A casa tinha uma grande varanda: fui aí recebido por uma criada que levou o meu cartão ao patrão.
Eu sabia que a senhora estava muito doente e, por isso, não estranhei que ele não viesse logo.
Pus-me a passear no jardim.
Ao cabo de uma meia hora, entrou pelo portão um carregador trazendo caixão de defunto que colocou na varanda...
-E esta! Disse eu aos meus botões. Cheguei em mau dia... Defunto em casa!...
-entrei de novo na varanda para tomar o chapéu, disposto a partir, quando abriu-se a porta e apareceu o dono da casa, aconchegando ao pescoço a gola do paletó desabotoado: perguntou-me o que desejava.
-Desculpe, disse eu, virei outro dia...
- Por que não hoje?
-Estou vendo que há incômodo grave em casa e...

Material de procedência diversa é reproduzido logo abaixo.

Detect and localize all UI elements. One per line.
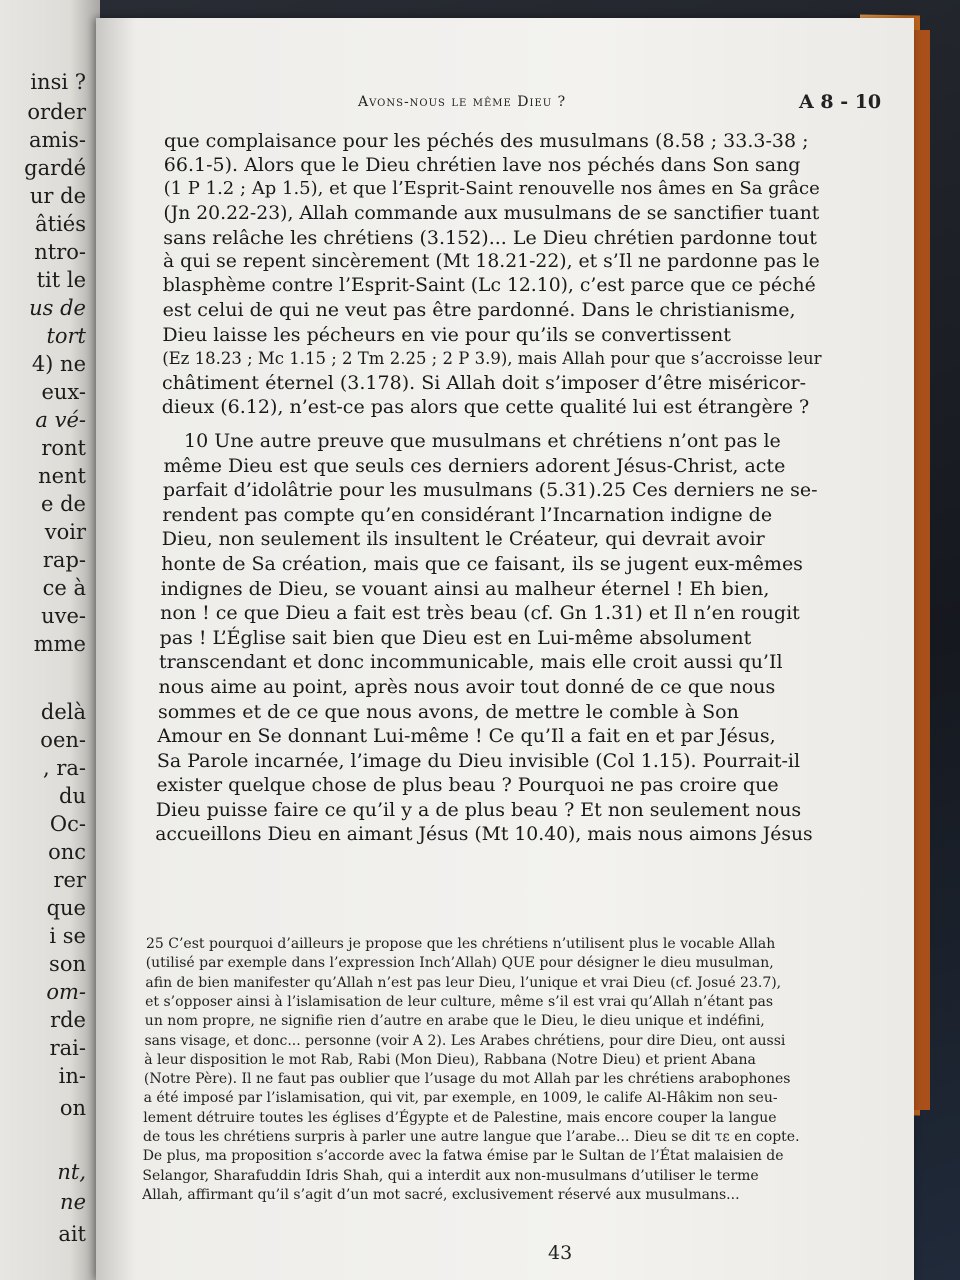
left-page-fragment: eux- [41,380,86,404]
section-reference: A 8 - 10 [799,91,882,113]
page-number: 43 [548,1242,573,1264]
footnote-line: à leur disposition le mot Rab, Rabi (Mon Dieu), Rabbana (Notre Dieu) et prient Abana [144,1051,756,1068]
left-page-fragment: a vé- [35,408,86,432]
left-page-fragment: i se [49,924,86,948]
left-page-fragment: ait [58,1222,86,1246]
body-line: transcendant et donc incommunicable, mais elle croit aussi qu’Il [159,651,783,674]
body-line: châtiment éternel (3.178). Si Allah doit s’imposer d’être miséricor- [162,372,807,394]
left-page-fragment: Oc- [49,812,86,836]
left-page-fragment: rer [53,868,86,892]
left-page-fragment: ce à [42,576,86,600]
left-page-fragment: rai- [49,1036,86,1060]
footnote-line: Selangor, Sharafuddin Idris Shah, qui a interdit aux non-musulmans d’utiliser le terme [142,1167,759,1184]
body-line: Dieu, non seulement ils insultent le Créateur, qui devrait avoir [161,528,765,551]
left-page-fragment: us de [29,296,86,320]
footnote-line: De plus, ma proposition s’accorde avec la fatwa émise par le Sultan de l’État malaisien de [142,1148,784,1165]
left-page-fragment: rap- [42,548,86,572]
left-page-fragment: ur de [29,184,86,208]
body-line: 66.1-5). Alors que le Dieu chrétien lave nos péchés dans Son sang [163,154,801,177]
body-line: 10 Une autre preuve que musulmans et chrétiens n’ont pas le [184,430,781,452]
left-page-fragment: in- [58,1064,86,1088]
body-line: exister quelque chose de plus beau ? Pourquoi ne pas croire que [156,774,779,797]
left-page-fragment: âtiés [35,212,86,236]
body-line: sommes et de ce que nous avons, de mettre le comble à Son [157,700,739,723]
left-page-fragment: nent [38,464,86,488]
footnote-line: afin de bien manifester qu’Allah n’est pas leur Dieu, l’unique et vrai Dieu (cf. Josué 23.7), [145,974,782,991]
body-line: sans relâche les chrétiens (3.152)... Le Dieu chrétien pardonne tout [163,226,817,249]
body-line: (1 P 1.2 ; Ap 1.5), et que l’Esprit-Saint renouvelle nos âmes en Sa grâce [163,178,820,200]
left-page-fragment: 4) ne [31,352,86,376]
footnote-line: (Notre Père). Il ne faut pas oublier que l’usage du mot Allah par les chrétiens arabophones [143,1071,791,1088]
left-page-fragment: om- [46,980,86,1004]
running-title: Avons-nous le même Dieu ? [358,94,567,110]
footnote-line: 25 C’est pourquoi d’ailleurs je propose que les chrétiens n’utilisent plus le vocable Allah [146,936,776,952]
left-page-fragment: uve- [41,604,86,628]
footnote-line: lement détruire toutes les églises d’Égypte et de Palestine, mais encore couper la langue [143,1109,777,1126]
footnote-line: un nom propre, ne signifie rien d’autre en arabe que le Dieu, le dieu unique et indéfini, [144,1013,765,1030]
body-line: est celui de qui ne veut pas être pardonné. Dans le christianisme, [162,299,796,322]
left-page-fragment: onc [48,840,86,864]
body-line: blasphème contre l’Esprit-Saint (Lc 12.10), c’est parce que ce péché [162,275,816,297]
body-line: Dieu laisse les pécheurs en vie pour qu’ils se convertissent [162,323,731,346]
left-page-fragment: mme [33,632,86,656]
left-page-fragment: son [49,952,86,976]
left-page-fragment: delà [40,700,86,724]
body-line: rendent pas compte qu’en considérant l’Incarnation indigne de [162,503,773,526]
footnote-line: et s’opposer ainsi à l’islamisation de leur culture, même s’il est vrai qu’Allah n’étant pas [145,993,774,1010]
body-line: (Ez 18.23 ; Mc 1.15 ; 2 Tm 2.25 ; 2 P 3.9), mais Allah pour que s’accroisse leur [162,348,822,368]
left-page-fragment: insi ? [30,70,86,94]
left-page-fragment: , ra- [42,756,86,780]
body-line: Amour en Se donnant Lui-même ! Ce qu’Il a fait en et par Jésus, [157,725,776,748]
body-line: pas ! L’Église sait bien que Dieu est en Lui-même absolument [159,626,752,649]
left-page-fragment: gardé [24,156,86,180]
body-line: honte de Sa création, mais que ce faisant, ils se jugent eux-mêmes [161,553,803,575]
footnote-line: a été imposé par l’islamisation, qui vit, par exemple, en 1009, le calife Al-Hâkim non seu- [143,1090,778,1107]
left-page-fragment: oen- [40,728,86,752]
left-page-fragment: on [59,1096,86,1120]
left-page-fragment: ront [41,436,86,460]
body-line: que complaisance pour les péchés des musulmans (8.58 ; 33.3-38 ; [164,130,809,152]
body-line: (Jn 20.22-23), Allah commande aux musulmans de se sanctifier tuant [163,202,820,224]
footnote-line: Allah, affirmant qu’il s’agit d’un mot sacré, exclusivement réservé aux musulmans... [142,1186,740,1203]
left-page-fragment: e de [41,492,86,516]
left-page-fragment: ne [60,1190,86,1214]
body-line: dieux (6.12), n’est-ce pas alors que cette qualité lui est étrangère ? [161,396,810,419]
footnote-line: sans visage, et donc... personne (voir A 2). Les Arabes chrétiens, pour dire Dieu, ont aussi [144,1032,786,1049]
body-line: accueillons Dieu en aimant Jésus (Mt 10.40), mais nous aimons Jésus [155,823,813,845]
left-facing-page [0,0,100,1280]
left-page-fragment: rde [50,1008,86,1032]
left-page-fragment: ntro- [34,240,86,264]
book-page [96,18,914,1280]
body-line: à qui se repent sincèrement (Mt 18.21-22), et s’Il ne pardonne pas le [163,251,820,272]
body-line: indignes de Dieu, se vouant ainsi au malheur éternel ! Eh bien, [160,577,770,600]
left-page-fragment: que [46,896,86,920]
body-line: non ! ce que Dieu a fait est très beau (cf. Gn 1.31) et Il n’en rougit [160,602,800,625]
body-line: nous aime au point, après nous avoir tout donné de ce que nous [158,676,776,698]
left-page-fragment: amis- [28,128,86,152]
footnote-line: (utilisé par exemple dans l’expression Inch’Allah) QUE pour désigner le dieu musulman, [145,955,774,972]
body-line: Sa Parole incarnée, l’image du Dieu invisible (Col 1.15). Pourrait-il [156,749,801,772]
left-page-fragment: order [27,100,86,124]
left-page-fragment: du [59,784,86,808]
body-line: Dieu puisse faire ce qu’il y a de plus beau ? Et non seulement nous [155,799,802,821]
left-page-fragment: voir [44,520,86,544]
body-line: parfait d’idolâtrie pour les musulmans (5.31).25 Ces derniers ne se- [162,479,818,502]
left-page-fragment: nt, [57,1160,86,1184]
footnote-line: de tous les chrétiens surpris à parler une autre langue que l’arabe... Dieu se dit τε en copte. [143,1129,800,1145]
left-page-fragment: tort [46,324,86,348]
left-page-fragment: tit le [36,268,86,292]
body-line: même Dieu est que seuls ces derniers adorent Jésus-Christ, acte [163,454,786,477]
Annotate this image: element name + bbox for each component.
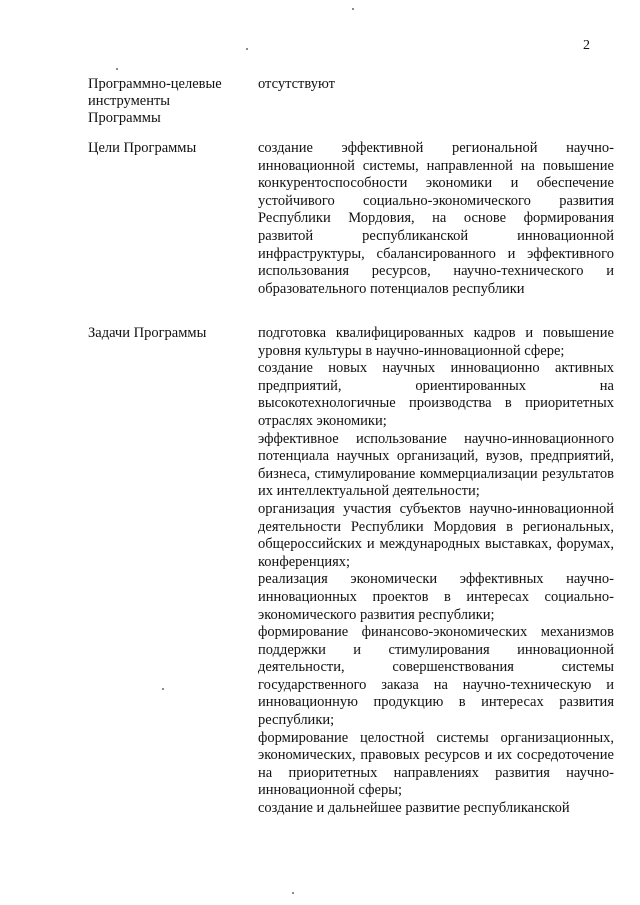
row-paragraph: эффективное использование научно-инновационного потенциала научных организаций, вузов, предприятий, бизнеса, стимулирование коммерциализации результатов их интеллектуальной деятельности; — [258, 430, 614, 500]
row-paragraph: подготовка квалифицированных кадров и повышение уровня культуры в научно-инновационной сфере; — [258, 325, 614, 359]
scan-speck — [246, 48, 248, 50]
row-paragraph: создание и дальнейшее развитие республиканской — [258, 800, 570, 817]
row-value-goals — [258, 140, 614, 298]
row-paragraph: формирование финансово-экономических механизмов поддержки и стимулирования инновационной деятельности, совершенствования системы государственного заказа на научно-техническую и инновационную продукцию в интересах развития республики; — [258, 624, 614, 729]
row-paragraph: создание эффективной региональной научно-инновационной системы, направленной на повышение конкурентоспособности экономики и обеспечение устойчивого социально-экономического развития Республики Мордовия, на основе формирования развитой республиканской инновационной инфраструктуры, сбалансированного и эффективного использования ресурсов, научно-технического и образовательного потенциалов республики — [258, 140, 614, 297]
row-paragraph: реализация экономически эффективных научно-инновационных проектов в интересах социально-экономического развития республики; — [258, 571, 614, 623]
row-label-goals: Цели Программы — [88, 140, 197, 156]
row-paragraph: отсутствуют — [258, 76, 335, 92]
row-label-instruments: Программно-целевые инструменты Программы — [88, 76, 222, 126]
row-paragraph: организация участия субъектов научно-инновационной деятельности Республики Мордовия в региональных, общероссийских и международных выставках, форумах, конференциях; — [258, 500, 614, 570]
scan-speck — [292, 892, 294, 894]
row-paragraph: формирование целостной системы организационных, экономических, правовых ресурсов и их сосредоточение на приоритетных направлениях развития научно-инновационной сферы; — [258, 729, 614, 799]
row-value-instruments — [258, 76, 614, 94]
scan-speck — [352, 8, 354, 10]
page-number: 2 — [583, 38, 590, 53]
scan-speck — [116, 68, 118, 70]
row-label-tasks: Задачи Программы — [88, 325, 207, 341]
scan-speck — [162, 688, 164, 690]
row-paragraph: создание новых научных инновационно активных предприятий, ориентированных на высокотехнологичные производства в приоритетных отраслях экономики; — [258, 360, 614, 429]
row-value-tasks — [258, 325, 614, 818]
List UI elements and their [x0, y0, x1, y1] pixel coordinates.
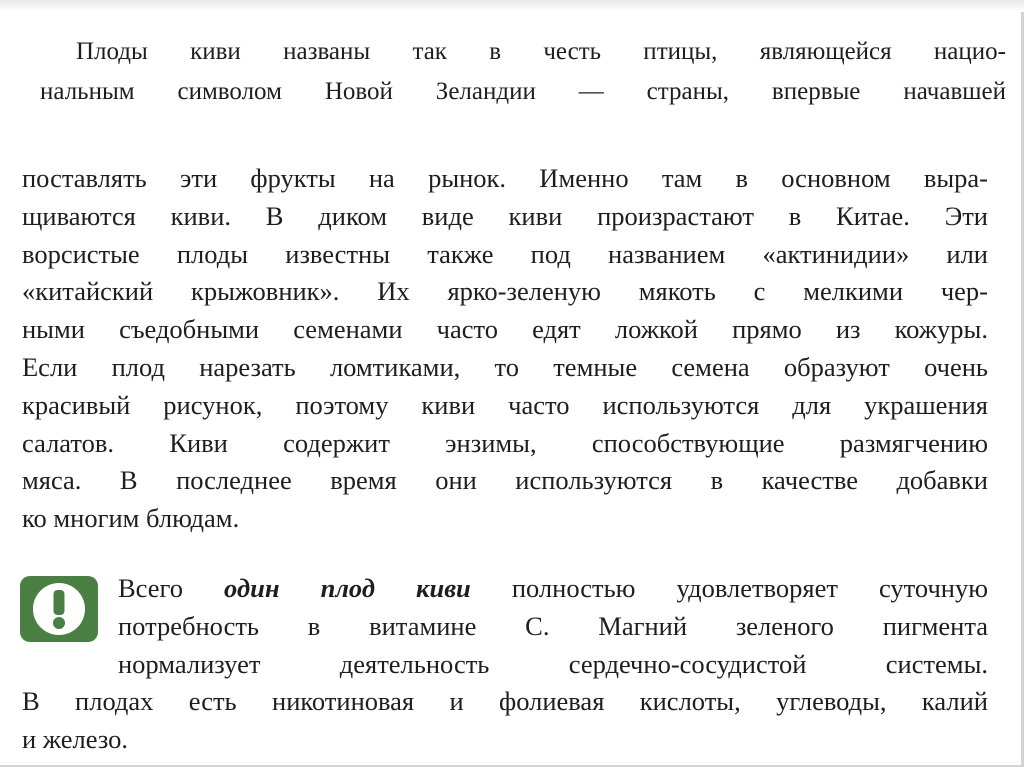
- note-line: потребность в витамине С. Магний зеленого пигмента: [118, 610, 988, 641]
- intro-paragraph: [40, 32, 1006, 112]
- page-top-edge: [0, 0, 1024, 12]
- note-line: нормализует деятельность сердечно-сосудистой системы.: [118, 648, 988, 679]
- main-line: салатов. Киви содержит энзимы, способствующие размягчению: [22, 427, 988, 458]
- note-line: В плодах есть никотиновая и фолиевая кислоты, углеводы, калий: [22, 686, 988, 717]
- main-line: щиваются киви. В диком виде киви произрастают в Китае. Эти: [22, 200, 988, 231]
- note-emphasis: один плод киви: [224, 573, 471, 603]
- main-line: ко многим блюдам.: [22, 503, 240, 534]
- main-line: ными съедобными семенами часто едят ложкой прямо из кожуры.: [22, 314, 988, 345]
- note-text-prefix: Всего: [118, 573, 225, 603]
- main-line: красивый рисунок, поэтому киви часто используются для украшения: [22, 389, 988, 420]
- intro-line: Плоды киви названы так в честь птицы, являющейся нацио-: [76, 38, 1006, 65]
- main-line: Если плод нарезать ломтиками, то темные семена образуют очень: [22, 351, 988, 382]
- note-line: [22, 570, 988, 608]
- intro-line: нальным символом Новой Зеландии — страны, впервые начавшей: [40, 78, 1006, 105]
- main-line: ворсистые плоды известны также под названием «актинидии» или: [22, 238, 988, 269]
- main-line: «китайский крыжовник». Их ярко-зеленую мякоть с мелкими чер-: [22, 276, 988, 307]
- note-line: и железо.: [22, 724, 129, 755]
- note-text-suffix: полностью удовлетворяет суточную: [470, 573, 989, 603]
- main-line: поставлять эти фрукты на рынок. Именно там в основном выра-: [22, 163, 988, 193]
- main-line: мяса. В последнее время они используются в качестве добавки: [22, 465, 988, 496]
- note-paragraph: [22, 570, 988, 759]
- main-paragraph: [22, 160, 988, 538]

Olhando eu o caixão, o homem também se voltou e deu com vista nele...Ficou aterrado!
-Que é isto¿ meu Deus! Quem trouxe isto aqui?
Que horror! E minha mulher passando tão mal! Que agouro... Oh! Senhor, que história é esta¿
E, tremendo, aproximou-se do caixão. Leu a nota que vinha pregada, e pôs-se a gritar.
-Ó Sebastião, ó Miquelina, corram todos. Vá o senhor também, por favor, chamar o carregador. Não é para aqui. O número 60 antigo é no fim da rua. Ora, valha-me Deus!
Saí correndo, mas achando o carregador, tratei de tomar o trem e voltar para a cidade.
-Realmente, disse Plácido, foi muito caiporismo!
Muito¿ disse Alberto, pois ainda houve mais. Eram 11 horas, dirigi-me à repartição na qual eu era supranumeráro. Lá chegando, soube que tinha sido dispensado por falta de verba...
Vocabulário desta crônica:
Caiporismo – s.m.: azar, má sorte
Neurastenia – s.f.: mau humor,irritabilidade, neurose.
Beatitude – s.f.: felicidade, tranqüilidade.
Brejeiro - adj.: vadio, malicioso
Impertinência - s.f. atrevimento.
Encher- v. amolar, chatear.
Malsinado- adj. De mau agouro, que teve mau destino
Provinciano – adj. Que é do interior
Mangar- v.t.: zombar
Meter à bulha- colocar em má situação, em maus panos, em confusão.
Afluir –v.t.: ajuntar,chegar,aglomerar.
Agourento adj.: de mau agouro, que traz má sorte.
Aterrado – aterrorizado, cheio de terror.
Supranumerário – adj. Que está a mais.